You specify which buckets you want to analyze and which identifiers (you can use all, include a subset or exclude a subset, or use none of the managed ones) to use.
It runs on a schedule.
Findings
They’re report for matched data. They can either be Sensitive Data Findings or Policy Findings.
They can be viewed from the console or used in integration with other services (like Security Hub, EventBridge and others).
A common pattern is Job ⇒ Finding ⇒ Finding Event on EventBrisge ⇒ Lambda (remediation)/SNS/others
Policy Findings
They’re policies that reduce the security of buckets and object, but they’re only detected if they’re changed after Macie is enabled!
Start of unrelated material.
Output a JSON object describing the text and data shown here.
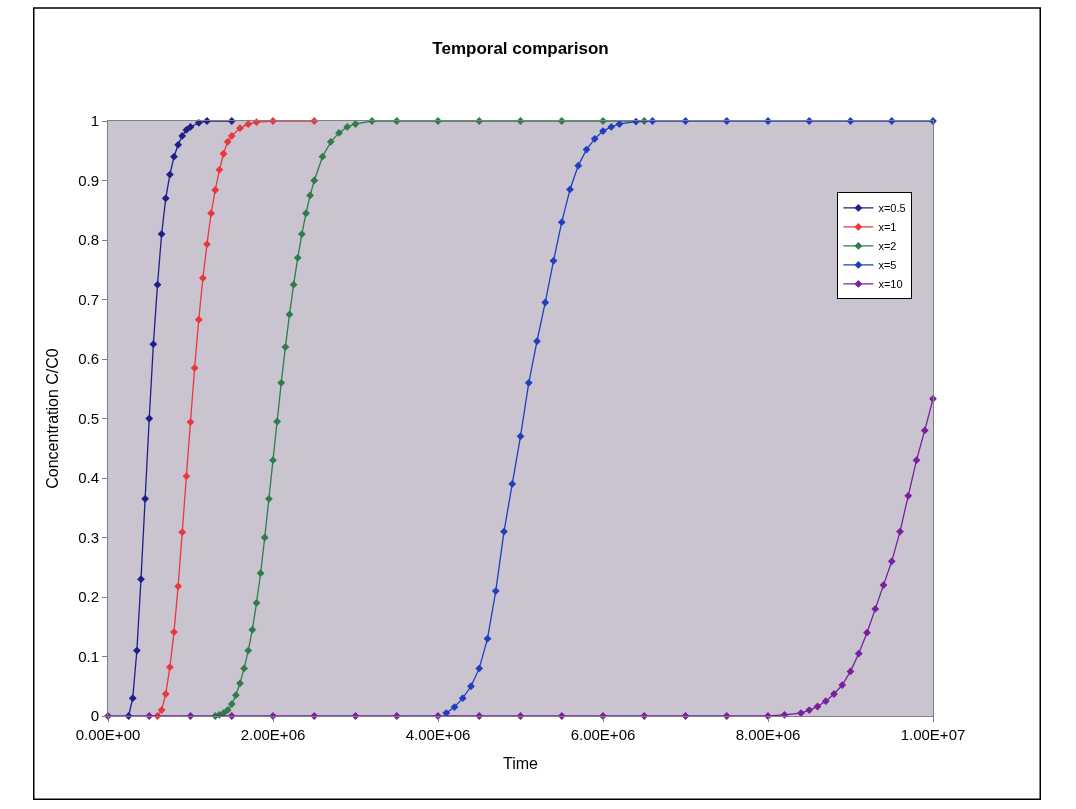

An insecure policy already present when Macie is enabled won’t be caught. For example, if block public access settings are disabled for an S3 bucket after you enable Macie, Macie generates a Policy:IAMUser/S3BlockPublicAccessDisabled finding for the bucket. If block public access settings were disabled for a bucket when you enabled Macie and they continue to be disabled, Macie doesn’t generate a Policy:IAMUser/S3BlockPublicAccessDisabled finding for the bucket.